Like earlier today. After a chaotic morning that started out giving a breathing treatment to my seven-year-old son at 6:15 a.m. – and ended with carrying a kicking and screaming three-year-old (who’s really the size of a four-year-old) through the doors of his preschool, I was fit to be tied by 8:15. Wiped out, really. The scene this morning followed two full days of being a single mom while my husband was away on business … two days of being solely responsible for running our household, overseeing homework, shuttling to and fro to practices, pleading with my three-year-old to just be a big boy and sit on the potty, cleaning the litter box, making dinner, bandaging ouchies, registering my first grader for summer camps so I won’t go insane starting in June, dirty dishes, dirty laundry, building a fort in the dining room, administering breathing treatments, a couple trips to the doctor, charging the battery on the Gator, going to the park, chasing butterflies, making lunches, finding shoes, digging through sock drawers, tantrums, wiping boogers, baths, spooning out equal portions of yogurt, refereeing squabbles, bedtime stories, stepping on Legos, kisses goodnight and herding the cat back in from the creek.
Up until this point, you probably thought I had it all together, right?
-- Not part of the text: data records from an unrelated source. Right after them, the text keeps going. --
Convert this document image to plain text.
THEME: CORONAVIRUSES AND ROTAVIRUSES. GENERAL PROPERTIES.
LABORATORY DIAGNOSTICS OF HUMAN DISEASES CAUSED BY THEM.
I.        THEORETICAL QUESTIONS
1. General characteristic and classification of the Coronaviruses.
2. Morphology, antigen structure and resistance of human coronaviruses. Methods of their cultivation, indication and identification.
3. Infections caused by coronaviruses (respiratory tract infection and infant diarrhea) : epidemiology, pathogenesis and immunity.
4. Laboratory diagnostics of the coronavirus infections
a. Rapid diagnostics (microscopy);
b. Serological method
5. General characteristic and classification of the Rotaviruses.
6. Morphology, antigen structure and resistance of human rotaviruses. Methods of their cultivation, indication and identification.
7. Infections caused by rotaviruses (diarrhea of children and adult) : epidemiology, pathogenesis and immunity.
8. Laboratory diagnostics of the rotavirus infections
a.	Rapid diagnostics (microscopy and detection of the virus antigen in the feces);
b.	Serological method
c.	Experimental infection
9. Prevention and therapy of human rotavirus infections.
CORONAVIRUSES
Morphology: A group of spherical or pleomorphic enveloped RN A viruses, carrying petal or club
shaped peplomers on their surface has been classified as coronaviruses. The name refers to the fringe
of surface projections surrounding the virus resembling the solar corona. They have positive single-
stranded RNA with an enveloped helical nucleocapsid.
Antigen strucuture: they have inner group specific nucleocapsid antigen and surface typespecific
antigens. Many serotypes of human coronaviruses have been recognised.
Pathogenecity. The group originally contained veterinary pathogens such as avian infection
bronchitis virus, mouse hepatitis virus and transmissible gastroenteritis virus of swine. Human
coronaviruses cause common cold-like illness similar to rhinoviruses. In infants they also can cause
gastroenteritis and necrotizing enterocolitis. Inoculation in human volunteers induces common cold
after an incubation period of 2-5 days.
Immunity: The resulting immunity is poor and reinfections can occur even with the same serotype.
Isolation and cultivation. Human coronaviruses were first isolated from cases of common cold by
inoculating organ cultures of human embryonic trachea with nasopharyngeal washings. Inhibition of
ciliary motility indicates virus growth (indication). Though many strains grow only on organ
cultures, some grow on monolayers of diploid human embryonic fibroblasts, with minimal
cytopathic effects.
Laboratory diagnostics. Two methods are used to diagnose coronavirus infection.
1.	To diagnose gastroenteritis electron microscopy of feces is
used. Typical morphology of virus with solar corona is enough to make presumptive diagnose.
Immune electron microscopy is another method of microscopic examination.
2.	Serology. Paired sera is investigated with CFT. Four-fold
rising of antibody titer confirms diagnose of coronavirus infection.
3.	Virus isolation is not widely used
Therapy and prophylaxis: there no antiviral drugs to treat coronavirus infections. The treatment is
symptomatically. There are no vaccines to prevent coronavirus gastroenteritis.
Fooled ya. Didn’t I.
The truth is, I’m always one juggle away from dropping a ball and seemingly several steps behind where I want to be. My to-do list is really a big snarling monster that never ever stops being hungry no matter how many tactical items I feed it. I saw today, Friday, the last day of the official “work week” as my chance to hack away a good portion of it before heading into the weekend. I planned to do my morning pages and then work on my novel, brainstorm for a series of upcoming guest blog posts, follow up on some speaking opportunities and finish with a lite pubbing of LITTLE 15 on Twitter and Facebook – all by 2:30 so I could jump in the car and pick up the boys. But as I sunk down at my desk and allowed myself to slow down enough to write my morning pages, I could feel the weight of my eyelids pressing down. Even with two cups of coffee, I still felt exhausted – and drained. Of everything. And I was getting angrier by the moment. I had nothing left to give my inner artist today, and I knew for sure she had nothing to give me. I looked around my house and felt myself deplete more. It was a mess. Down, down, down my mood began to fall, twisting and writhing until I felt the rumble of a full-blown tantrum. That’s about when the upper-right corner of my head began to throb.
So just like I do with my young sons when they are tantrumming (I know, that’s not a word) and overly exhausted, I walked myself into my darkened bedroom, summoned my cat, and put myself back into my unmade bed. I don’t remember falling asleep or if I even had the chance to pull the covers to my head. That said, I can’t emphasize enough how uncharacteristic this was of me. Unless I’m ill or have a newborn, this self-driven, fierce-minded author wouldn’t even begin to let a nap cross her mind on a so-called “work day.”
Nevertheless, two hours later, with a puddle of slimy drool on my pillow, I woke to the same messy house, the same monster to-do list and to the same unwritten novel. But I felt a tinge better. I detected a ripple of energy. I felt like I could actually function. And I felt good enough to bang out this post with exactly 13 minutes to spare before leaving to pick up my boys.
Do you think that’s enough time for a shower?